While our data support the interpretation that the sequence and predicted structure of the genomic RNA around nt 1630 are important, we nevertheless consider that there is not yet sufficient evidence to conclude that any RNA structure in the vicinity actually defines a promoter. Some of the mutations we have characterized here were able to change the location of the detected 5′ ends, and in some cases, especially when we reduced the size of the predicted 3-nt external bulge region, they were able to reduce RNA accumulation to undetectable levels, and yet all the sites of mutagenesis considered were only adjacent to the region that has been claimed to contain a promoter element (as indicated in Fig. 1).
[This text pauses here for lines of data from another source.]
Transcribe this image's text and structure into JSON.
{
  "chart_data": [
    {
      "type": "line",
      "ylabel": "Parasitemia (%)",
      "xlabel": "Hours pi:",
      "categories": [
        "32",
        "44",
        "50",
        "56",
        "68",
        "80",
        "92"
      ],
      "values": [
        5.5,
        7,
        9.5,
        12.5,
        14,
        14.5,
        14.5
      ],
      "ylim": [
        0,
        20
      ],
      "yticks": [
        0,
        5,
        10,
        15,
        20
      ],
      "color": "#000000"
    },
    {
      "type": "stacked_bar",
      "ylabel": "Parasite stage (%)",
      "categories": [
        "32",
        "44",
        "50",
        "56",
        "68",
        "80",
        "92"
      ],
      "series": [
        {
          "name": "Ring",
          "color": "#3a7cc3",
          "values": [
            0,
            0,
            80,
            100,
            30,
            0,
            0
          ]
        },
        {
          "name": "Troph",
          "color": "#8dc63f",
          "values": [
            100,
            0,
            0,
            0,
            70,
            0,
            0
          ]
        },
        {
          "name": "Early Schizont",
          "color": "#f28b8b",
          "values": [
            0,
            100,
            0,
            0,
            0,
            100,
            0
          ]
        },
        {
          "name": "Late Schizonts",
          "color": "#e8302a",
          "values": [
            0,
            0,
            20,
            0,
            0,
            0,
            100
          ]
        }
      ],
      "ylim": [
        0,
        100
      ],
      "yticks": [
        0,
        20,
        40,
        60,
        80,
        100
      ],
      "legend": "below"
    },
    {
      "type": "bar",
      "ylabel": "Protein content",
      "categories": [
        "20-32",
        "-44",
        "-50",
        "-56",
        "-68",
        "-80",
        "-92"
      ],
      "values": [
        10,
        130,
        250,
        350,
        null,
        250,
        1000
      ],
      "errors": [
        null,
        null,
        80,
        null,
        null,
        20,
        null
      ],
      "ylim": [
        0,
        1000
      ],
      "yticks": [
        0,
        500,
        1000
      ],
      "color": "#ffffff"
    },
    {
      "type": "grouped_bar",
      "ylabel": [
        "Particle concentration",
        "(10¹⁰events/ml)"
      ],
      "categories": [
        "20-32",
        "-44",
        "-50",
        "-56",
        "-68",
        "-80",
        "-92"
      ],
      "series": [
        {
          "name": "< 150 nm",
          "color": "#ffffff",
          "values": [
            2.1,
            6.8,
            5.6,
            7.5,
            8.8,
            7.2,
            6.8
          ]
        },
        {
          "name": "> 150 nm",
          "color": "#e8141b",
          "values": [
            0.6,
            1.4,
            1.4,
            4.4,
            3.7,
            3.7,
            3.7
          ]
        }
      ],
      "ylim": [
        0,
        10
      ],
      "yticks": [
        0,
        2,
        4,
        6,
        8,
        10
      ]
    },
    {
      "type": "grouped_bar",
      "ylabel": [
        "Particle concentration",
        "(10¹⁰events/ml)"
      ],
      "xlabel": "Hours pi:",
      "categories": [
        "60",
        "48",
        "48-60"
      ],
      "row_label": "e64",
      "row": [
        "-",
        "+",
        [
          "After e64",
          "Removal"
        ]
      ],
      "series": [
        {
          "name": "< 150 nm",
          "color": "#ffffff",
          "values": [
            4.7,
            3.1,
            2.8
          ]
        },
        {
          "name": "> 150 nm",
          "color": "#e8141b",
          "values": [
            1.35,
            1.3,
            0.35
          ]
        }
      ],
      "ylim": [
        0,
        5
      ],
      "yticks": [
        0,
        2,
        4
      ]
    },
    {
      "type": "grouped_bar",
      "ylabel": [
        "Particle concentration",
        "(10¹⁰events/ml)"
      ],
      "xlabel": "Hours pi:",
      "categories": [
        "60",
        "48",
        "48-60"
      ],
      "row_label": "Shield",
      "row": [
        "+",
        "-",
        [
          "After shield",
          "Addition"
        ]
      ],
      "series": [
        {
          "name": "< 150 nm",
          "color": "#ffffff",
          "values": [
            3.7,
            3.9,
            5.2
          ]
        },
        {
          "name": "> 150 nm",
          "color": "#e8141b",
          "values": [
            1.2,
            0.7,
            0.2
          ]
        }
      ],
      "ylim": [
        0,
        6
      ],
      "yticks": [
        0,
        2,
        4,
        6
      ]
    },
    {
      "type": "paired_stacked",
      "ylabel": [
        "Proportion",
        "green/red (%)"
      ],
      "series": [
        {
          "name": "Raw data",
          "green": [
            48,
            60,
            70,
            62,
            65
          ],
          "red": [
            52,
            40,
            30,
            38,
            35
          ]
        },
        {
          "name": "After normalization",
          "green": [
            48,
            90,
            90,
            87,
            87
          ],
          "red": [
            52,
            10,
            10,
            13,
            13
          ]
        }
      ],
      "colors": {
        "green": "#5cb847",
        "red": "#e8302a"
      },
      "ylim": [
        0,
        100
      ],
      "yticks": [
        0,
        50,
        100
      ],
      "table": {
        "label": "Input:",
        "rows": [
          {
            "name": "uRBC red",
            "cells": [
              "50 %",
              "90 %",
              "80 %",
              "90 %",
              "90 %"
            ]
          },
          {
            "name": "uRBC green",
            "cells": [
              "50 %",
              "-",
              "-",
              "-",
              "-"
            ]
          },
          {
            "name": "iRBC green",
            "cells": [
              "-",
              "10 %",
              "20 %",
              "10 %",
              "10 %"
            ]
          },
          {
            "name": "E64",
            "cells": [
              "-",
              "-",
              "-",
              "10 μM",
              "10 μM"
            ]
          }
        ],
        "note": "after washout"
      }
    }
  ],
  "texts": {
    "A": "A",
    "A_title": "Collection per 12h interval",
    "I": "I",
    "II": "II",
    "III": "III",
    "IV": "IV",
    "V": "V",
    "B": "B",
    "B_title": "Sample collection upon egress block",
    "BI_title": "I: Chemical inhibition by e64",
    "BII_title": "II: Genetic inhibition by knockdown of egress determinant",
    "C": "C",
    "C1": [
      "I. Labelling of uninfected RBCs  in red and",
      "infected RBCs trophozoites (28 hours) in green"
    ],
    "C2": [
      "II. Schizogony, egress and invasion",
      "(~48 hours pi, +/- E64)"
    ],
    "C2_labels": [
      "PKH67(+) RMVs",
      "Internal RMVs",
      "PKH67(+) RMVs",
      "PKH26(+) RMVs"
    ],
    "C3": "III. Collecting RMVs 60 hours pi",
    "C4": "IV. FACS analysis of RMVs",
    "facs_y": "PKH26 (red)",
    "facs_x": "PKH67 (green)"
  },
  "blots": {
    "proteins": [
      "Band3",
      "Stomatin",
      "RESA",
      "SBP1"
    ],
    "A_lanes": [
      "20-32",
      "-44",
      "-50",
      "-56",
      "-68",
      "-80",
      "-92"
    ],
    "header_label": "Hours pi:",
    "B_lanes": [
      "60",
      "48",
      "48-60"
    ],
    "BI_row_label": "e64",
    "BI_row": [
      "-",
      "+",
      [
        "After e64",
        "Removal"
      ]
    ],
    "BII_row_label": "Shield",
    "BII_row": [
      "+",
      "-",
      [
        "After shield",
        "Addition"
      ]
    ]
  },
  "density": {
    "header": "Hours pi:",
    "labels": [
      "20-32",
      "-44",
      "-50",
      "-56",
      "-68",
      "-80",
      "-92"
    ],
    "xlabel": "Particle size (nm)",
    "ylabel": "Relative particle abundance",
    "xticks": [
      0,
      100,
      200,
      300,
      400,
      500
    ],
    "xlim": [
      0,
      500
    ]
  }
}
As mentioned in the introduction, it has been claimed that a double-stranded cDNA version of the genomic sequence will act in transfected cells as a promoter for RNA polymerase II (10). However, in such studies mapping of the 5′ end by primer extension either failed or yielded multiple 5′ ends (10). Furthermore, in our own studies, we consider that all of the 5′ ends we obtained were derived from RNA transcripts that were RNA directed rather than DNA directed. And, as an additional test to exclude the latter possibility, we studied polyadenylated RNAs expressed in cells transfected with a cDNA construct that contained a 2-nt deletion at nt 1425, about 200 nt away from most 5′ ends. As previously characterized, this genome, with a mutation in the open reading frame of the delta protein, is only able to undergo genome replication when delta protein is provided from a separate plasmid (8). When this mutant alone was transfected into cells and the polyadenylated RNAs were tested by the 5′-RACE procedure, we were unable to detect any clones whose sequences indicated 5′ ends at nt 1630 or anywhere in the vicinity (data not shown). Thus, we can infer, and thereby further support the interpretation, that the 5′ ends detected for wild-type genomes and for the replication-competent mutants described in Table 1, were all obtained for polyadenylated RNA species that were RNA directed rather than DNA directed.